Oui, parce que mon pseudo-kraken vit dans un lac. D’eau douce. Sur un plateau situé à plus de mille mètres de hauteur.
Autant dire que le kraken paraît carrément plausible, tout à coup.
Toujours est-il que pour pouvoir bénéficier de la SCI (non, pas la Société Civile Immobilière, enfin ! La Suspension Consentie de l’Incrédulité ! Suis, un peu !), il ne faut pas en abuser, donc il faut que je donne un côté un peu plus scientifique à ma « petite » bête.
Et en plus, il fallait que je lui trouve un joli nom mais pas trop connu. Parce que kraken : non ; Cthulhu : c’était déjà pris ; et puis pieuvre, poulpe et calmar (ou calamar, au choix) ça me paraissait trop… basique.
Je me suis donc renseignée sur les céphalopodes et je vais te livrer (roulement de tambour) trois détails sur ces incroyables créatures (certains scientifiques se demandent si elles ne sont pas extraterrestres, au vu de certains de leurs gènes).
Information n° 1 : le kraken est le héros d’un poème
Le kraken est une créature fantastique issue de légendes scandinaves, qui a été utilisée dans un très grand nombre d’œuvres. Je crois que la première œuvre « officielle » qui le mentionne est ce très beau poème de Tennyson, intitulé The Kraken (1830) :
Below the thunders of the upper deep;
Far far beneath in the abysmal sea,
His ancient, dreamless, uninvaded sleep
The Kraken sleepeth: faintest sunlights flee
About his shadowy sides; above him swell
Huge sponges of millennial growth and height;
And far away into the sickly light,
From many a wondrous grot and secret cell
Unnumber'd and enormous polypi
Winnow with giant arms the slumbering green.
There hath he lain for ages, and will lie
Battening upon huge seaworms in his sleep,
Until the latter fire shall heat the deep;
Then once by man and angels to be seen,
In roaring he shall rise and on the surface die.
Et en français :
Sous les agitations de la surface,
Loin, loin, dans le calme des abysses,
Enveloppé de son très vieux sommeil sans rêve,
Repose le Kraken.
De faibles reflets de lumière
Frôlent ses flancs ténébreux.
Des éponges géantes, millénaires,
L’entourent.
Dans la pénombre des cavernes infinies,
D’énormes poulpes
Démêlent de leur bras la verte statuaire.
Il s'y repose depuis les premiers âges
Et toujours monstrueusement grandit,
Dévorant d’immenses vers marins,
Jusqu'à la Fin des Temps, le dernier incendie,
La rouge Apocalypse.
Alors, pour la première fois,
Il sera vu des hommes et des anges.
Il se réveillera dans l’horreur pourpre,
Il montera à la surface
Et y mourra.
Information n° 2 : plus grand que géant, c’est colossal !
On suppose que la légende du kraken a été inspirée par le calmar géant, qui peut mesurer de 13 à 15 mètres, tentacules compris.
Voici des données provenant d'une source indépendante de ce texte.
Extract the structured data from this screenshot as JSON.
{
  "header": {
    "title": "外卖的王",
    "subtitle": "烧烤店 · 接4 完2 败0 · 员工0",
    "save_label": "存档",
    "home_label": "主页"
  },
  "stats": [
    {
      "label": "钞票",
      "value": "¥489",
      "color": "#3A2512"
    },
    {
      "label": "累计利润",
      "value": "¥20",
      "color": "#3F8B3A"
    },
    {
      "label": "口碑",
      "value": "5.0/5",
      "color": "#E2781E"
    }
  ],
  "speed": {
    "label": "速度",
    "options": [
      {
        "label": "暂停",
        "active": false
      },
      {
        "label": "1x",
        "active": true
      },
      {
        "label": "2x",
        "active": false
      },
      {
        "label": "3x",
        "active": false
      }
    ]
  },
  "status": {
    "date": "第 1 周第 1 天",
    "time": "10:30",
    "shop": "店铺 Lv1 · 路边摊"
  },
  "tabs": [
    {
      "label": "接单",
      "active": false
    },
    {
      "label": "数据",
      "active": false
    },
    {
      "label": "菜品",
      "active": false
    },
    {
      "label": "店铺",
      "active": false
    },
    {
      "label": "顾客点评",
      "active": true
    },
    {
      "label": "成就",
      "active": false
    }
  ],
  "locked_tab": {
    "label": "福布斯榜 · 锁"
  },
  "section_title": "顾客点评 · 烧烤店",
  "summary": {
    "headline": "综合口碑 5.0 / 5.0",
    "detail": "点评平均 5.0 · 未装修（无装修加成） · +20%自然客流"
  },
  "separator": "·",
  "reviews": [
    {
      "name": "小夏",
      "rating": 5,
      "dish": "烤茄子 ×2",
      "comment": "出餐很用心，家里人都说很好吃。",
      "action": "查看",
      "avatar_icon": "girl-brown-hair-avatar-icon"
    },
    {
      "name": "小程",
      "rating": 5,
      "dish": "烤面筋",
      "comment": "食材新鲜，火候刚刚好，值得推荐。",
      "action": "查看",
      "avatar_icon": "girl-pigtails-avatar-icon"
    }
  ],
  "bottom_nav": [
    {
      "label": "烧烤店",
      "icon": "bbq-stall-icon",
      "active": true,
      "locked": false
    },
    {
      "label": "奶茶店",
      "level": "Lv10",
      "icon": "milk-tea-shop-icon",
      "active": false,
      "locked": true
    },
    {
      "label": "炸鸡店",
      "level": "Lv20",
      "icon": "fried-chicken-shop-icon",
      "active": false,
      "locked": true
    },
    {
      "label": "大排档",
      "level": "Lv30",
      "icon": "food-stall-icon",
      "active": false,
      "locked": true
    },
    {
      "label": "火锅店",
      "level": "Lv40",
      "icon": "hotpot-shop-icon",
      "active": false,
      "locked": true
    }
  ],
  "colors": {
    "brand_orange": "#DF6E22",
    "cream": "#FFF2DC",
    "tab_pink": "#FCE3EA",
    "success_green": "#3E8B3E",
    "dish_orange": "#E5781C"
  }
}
Il s’agit du 2e plus grand mollusque, derrière le calmar colossal : la taille de ce dernier est due à son habitat… au fond des abysses. Quand je te disais que ça faisait peur, ce qu’il y a tout au fond des océans !
Information n° 3 : merci, Victor Hugo
Avant l’œuvre Les Travailleurs de la mer de Victor Hugo (1866), le terme de « pieuvre » (enfin, je n’ai pas la version non-francisée) n’était utilisé que par les pêcheurs habitant sur l’île de Guernesey, une île anglo-normande. Le succès du roman d’Hugo popularisa le terme de « pieuvre », qui remplaça celui de « poulpe ».
(Instant étymologie : poulpe vient de polypous, πολύπους qui signifie… « plusieurs pieds ».)
Et aujourd’hui, pieuvre comme poulpe sont considérés comme des termes ambigus qui désignent « certains céphalopodes benthiques du sous-ordre Incirrina (principalement la famille des octopodidés, de l'ordre Octopoda) » (merci Wikipédia). Ils sont très intelligents et peuvent changer de couleur pour s’accorder à leur environnement… ou en fonction de leurs émotions !
Information bonus : leur sang est bleu. (Mais c’est que c’est l’aristocratie des mers !)
J’ai adoré découvrir tout ça sur les pieuvres, euh, les poulpes, enfin, bref, c’est la même chose (plus ou moins ?), mais ça ne m’avançait pas plus que ça pour une jolie dénomination.
Je suis donc allée chercher les noms des divers membres de la famille Céphalopode (famille gagnante au jeu des 7 familles, vu qu’il y a environ 700 espèces), et je suis tombée sur l’élégante Élédone – qui, bien que dotée de huit tentacules, n’a qu’une seule rangée de ventouses sur chacune d’entre elles.
(Bien sur, tu savais que d’autres espèces de pieuvres avaient deux ou davantage de rangées de ventouses, n’est-ce pas ?)
Et pour faciliter les choses, « élédone » désigne également… un type d’insecte coléoptère. Pratique.
Voilà, j’espère que cette plongée vingt-mille lieues sous les mers t’aura réconciliéǝ avec la vie sous-marine – et sinon, n’oublie pas tes prières à Cthulhu !
C'est dingue parce que je cliquais moyennement hypée par le titre, en mode bof, les krakens, ç'pa ma came... Première ligne, tu dis que tu ne vas pas en parler ; finalement tu en parles quand même ; finalement c'est quand même super intéressant ; finalement on a un super poème en vieil anglais que je me retrouve à déclamer dans ma chambre en essayant de ne pas trop foirer les "th" (mais on ne saura pas qui remercier pour la traduction), finalement on fait un détour étymologique par Victor Hugo, pour atterrir sur une ma foi superbe élédone, à ne pas confondre avec l'élédone, évidemment.